おひさまがすごく眩しくて僕は目が覚めた。
「おはよう」ぼくは、「おやすみ」のとき、ぼくの鼻先の方においてあげた
きみに大きな声で言った。「どうしたの・・・?」
ぼくは、何だか体が「ずんっ」とした。
ぼくの鼻先のきみは昨日までのきみとは違ってた。
元気がなくて「ふにゃ」ってしてた。
「どうして・・・?」
聞いてもきみは、いつもみたいに嬉しそうに・・・優しく・・・
ゆらゆら揺れたりしてくれなかった。
「ねぇ、苦しいの・・・?」
きみに触ってぼくが聞いてもきみは、「ふにゃ」ってしたまま・・・。
「今日は、いっぱいお話するんじゃあなかったの・・・?」
ぼくは、体がいっぱいいっぱい「ずんっ」として、鼻先がとれそうなくらい
「つんっ」とした。
ぼくは、そのままずっときみのそばにいた・・・。
ぼくのお話を優しくゆらゆら揺れながら嬉しそうに聞いてくれている
あのきみに逢いたかったんだ・・・。

―“大好き6”へ続くー





『大好き』4

(これは物語です)

「1.わんこ」

ー3.きみとぼく2ー

ぼくは、もっとずっときみとお話してたかったけど、お空にお星さまが出てくるころには、いつもの野原のぼくの場所で『おやすみ』してた。
きみのところは、草が《ふわふわ》じゃなくて、ちょっと《ちくちく》したから…。
ぼくは、もっとずっときみと一緒に居られるには…?って考えた。
考えて…、野原のぼくの場所にきみと一緒に帰ることにした。

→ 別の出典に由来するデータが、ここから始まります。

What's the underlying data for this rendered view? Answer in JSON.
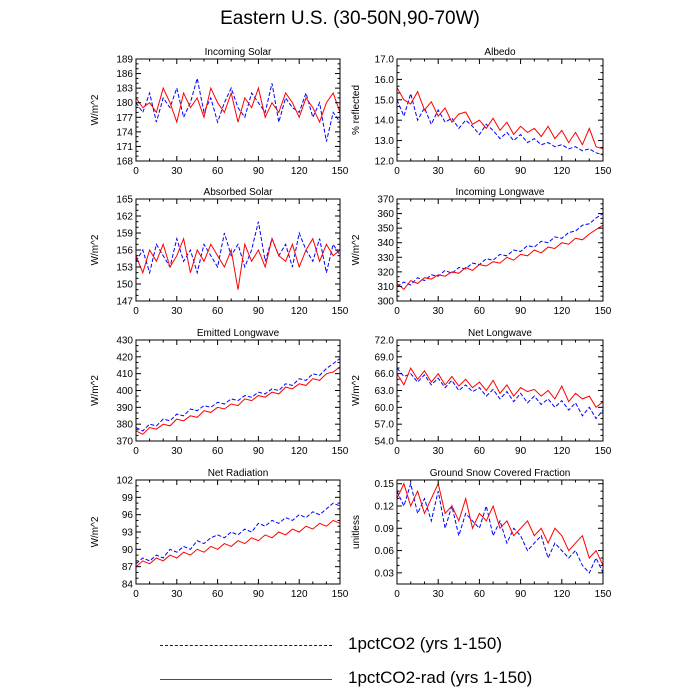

そしたら、きみとずっとずーっとお話できるよね。
お空にお星さまが出てくるころになっても、一緒に『おやすみ』できるんだ。
きみだってちょっと《ちくちく》するところじゃなくて、《ふわふわ》のところで『おやすみ』できるんだもんね。
きみは、嬉しそうに、優しくゆらゆら揺れてくれた。
ぼくは、そこに一つでポツンと立っているきみのこと、優しくそっとぬいてあげて、いつもの野原のぼくの場所に一緒に帰っていったんだ。

「あした、またいっぱいお話しようね」
きみをぼくの鼻先の《ふわふわ》の草ところにゆっくり下ろしてあげた。
ぼくときみは一緒に『おやすみ』したんだ。


ー“大好き5”へ続くー

『大好き』3

(これは物語です)

「1.わんこ」

ー3.きみとぼく1ー

ぼくは、毎日、いつも、きみのところにお話に行った。
「今日ね、ちょちょさんがお鼻にきてね、ムズムズしたから、
《ふんっ》ってしたらね、ちょちょさん、飛んでちゃった!」
きみは、ゆらゆら楽しそうにゆれてくれてた。
「あのね、お魚、あそこのお池にいっぱいいるんだよ」
きみは、《ふーん》っていうみたいにお池の方みて、体を伸ばしてるみたい。
「ねぇ、ねぇ、さっきね、ぼくと同んなじなのに大きな体したわんこが
いつもの野原の端っこでゴロってしてたよ!」
きみは、ちらっとあっちを見てた。
「ぼくね、早くここに来たくて走ってたからけとばしそうになっちゃった!」
きみは、ゆらゆら嬉しそうにゆれてくれた。

きみは、毎日、いつも、ぼくのお話をきいてくれた。
ぼくは、きみとお話してるとき、いつも鼻先が《くすっ》とした。